ThetaCPG v3 — Heterogeneous GNN for C++ Bug Detection
ThetaCPG (Heterogeneous Code Property Graph) is a Graph Neural Network model for detecting memory safety vulnerabilities in C++ code, with a focus on the Chromium codebase.
Architecture
| Component | Details |
|---|---|
| Graph type | Heterogeneous Code Property Graph (CPG) |
| GNN backbone | HGTConv (Heterogeneous Graph Transformer) |
| Node types | statement, variable, function, type, literal |
| Edge types | CFG, DFG, call graph, type edges, literal refs |
| Hidden dim | 256 |
| Attention heads | 8 |
| HGT layers | 6 |
| Total params | ~63.8M |
| Token encoder | CodeBERT (microsoft/codebert-base) |
| Training data | BigVul + D2A (CVE fix commits, C/C++) |
| AUROC (val) | ~0.87 |
What the model detects
Trained on BigVul and D2A — collections of CVE fix commits across C/C++ projects. Patterns the model recognizes best:
- Use-After-Free (CWE-416) — object freed but dangling reference still used
- Heap Buffer Overflow (CWE-122) — write past the end of a heap allocation
- Out-of-Bounds Read (CWE-125) — array index not validated before read
- Integer Overflow → Under-allocation (CWE-190) — size wraps before being passed to malloc
- Double Free (CWE-415) — same pointer freed twice
- Null Dereference (CWE-476) — pointer used without null check after allocation failure
Honest caveat: The model performs well on held-out benchmark data (
0.87 AUROC) but has a high false positive rate (70% at threshold 0.80) on modern Chromium production code due to distribution shift — it was trained mostly on pre-2023 patterns that Chrome has already patched.

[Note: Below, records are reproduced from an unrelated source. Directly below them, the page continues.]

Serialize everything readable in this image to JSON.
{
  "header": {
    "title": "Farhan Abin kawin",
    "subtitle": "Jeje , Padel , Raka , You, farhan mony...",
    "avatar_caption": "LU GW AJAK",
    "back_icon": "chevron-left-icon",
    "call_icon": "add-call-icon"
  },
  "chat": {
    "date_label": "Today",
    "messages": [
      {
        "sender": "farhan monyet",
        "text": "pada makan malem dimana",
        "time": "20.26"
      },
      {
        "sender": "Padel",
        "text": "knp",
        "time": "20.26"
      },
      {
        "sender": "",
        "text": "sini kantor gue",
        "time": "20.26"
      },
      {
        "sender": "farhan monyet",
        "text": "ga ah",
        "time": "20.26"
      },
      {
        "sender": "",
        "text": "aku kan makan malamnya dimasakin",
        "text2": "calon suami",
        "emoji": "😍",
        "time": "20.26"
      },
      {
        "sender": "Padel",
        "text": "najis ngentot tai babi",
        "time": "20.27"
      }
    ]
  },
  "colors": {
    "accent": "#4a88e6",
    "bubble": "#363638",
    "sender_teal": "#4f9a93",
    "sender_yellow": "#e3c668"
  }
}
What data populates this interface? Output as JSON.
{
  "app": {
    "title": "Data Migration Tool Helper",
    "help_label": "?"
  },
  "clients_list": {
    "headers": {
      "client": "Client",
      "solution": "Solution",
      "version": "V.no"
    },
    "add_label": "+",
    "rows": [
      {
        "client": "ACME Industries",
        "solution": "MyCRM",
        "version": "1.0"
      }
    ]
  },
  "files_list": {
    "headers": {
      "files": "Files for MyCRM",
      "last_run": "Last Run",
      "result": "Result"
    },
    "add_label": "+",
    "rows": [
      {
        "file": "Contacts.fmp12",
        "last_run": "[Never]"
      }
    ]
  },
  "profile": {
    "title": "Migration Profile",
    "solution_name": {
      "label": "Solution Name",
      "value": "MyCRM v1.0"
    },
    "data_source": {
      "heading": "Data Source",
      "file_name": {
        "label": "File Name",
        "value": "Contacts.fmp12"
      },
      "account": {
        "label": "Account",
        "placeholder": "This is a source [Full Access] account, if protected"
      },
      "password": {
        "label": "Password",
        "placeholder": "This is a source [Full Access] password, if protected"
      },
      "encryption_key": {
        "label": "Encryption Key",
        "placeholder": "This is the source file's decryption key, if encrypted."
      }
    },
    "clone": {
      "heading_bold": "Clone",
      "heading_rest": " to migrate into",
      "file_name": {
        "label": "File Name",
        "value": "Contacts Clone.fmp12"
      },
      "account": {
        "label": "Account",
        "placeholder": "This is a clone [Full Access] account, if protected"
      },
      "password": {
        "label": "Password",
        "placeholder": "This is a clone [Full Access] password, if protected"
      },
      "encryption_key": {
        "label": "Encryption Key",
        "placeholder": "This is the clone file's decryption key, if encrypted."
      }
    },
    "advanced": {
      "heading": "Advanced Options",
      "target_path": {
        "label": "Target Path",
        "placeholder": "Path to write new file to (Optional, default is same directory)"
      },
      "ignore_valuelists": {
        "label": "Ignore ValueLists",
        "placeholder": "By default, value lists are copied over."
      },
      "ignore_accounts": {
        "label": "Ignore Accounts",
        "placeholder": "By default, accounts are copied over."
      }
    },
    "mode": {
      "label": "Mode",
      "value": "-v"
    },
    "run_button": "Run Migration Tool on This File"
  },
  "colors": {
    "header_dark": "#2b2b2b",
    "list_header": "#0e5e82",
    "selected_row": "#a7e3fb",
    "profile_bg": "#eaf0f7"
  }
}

Every candidate needs manual review. v4 (in progress) is being retrained on Chromium-specific CVE data from 2022–2026.
Usage
Install dependencies
pip install torch==2.4.1 torch-geometric==2.6.1
pip install torch-scatter torch-sparse -f https://data.pyg.org/whl/torch-2.4.1+cu118.html
pip install transformers==4.40.0 tree-sitter==0.20.4
Quick inference
import torch
from graph_builder import GraphBuilder
from model import HetCPGModel
device = torch.device('cuda' if torch.cuda.is_available() else 'cpu')
builder = GraphBuilder()
cpp_code = """
void ProcessData(char* input, int size) {
char buffer[256];
memcpy(buffer, input, size); // overflow if size > 256
ProcessBuffer(buffer);
}
"""
graph = builder.build_graph(cpp_code)
# See inference.py for the full prediction pipeline
Scan a directory
python inference.py /path/to/file.cc 0.80 cuda
from scanner import ChromiumScanner
scanner = ChromiumScanner(model_path='best_model.pt', device='cuda')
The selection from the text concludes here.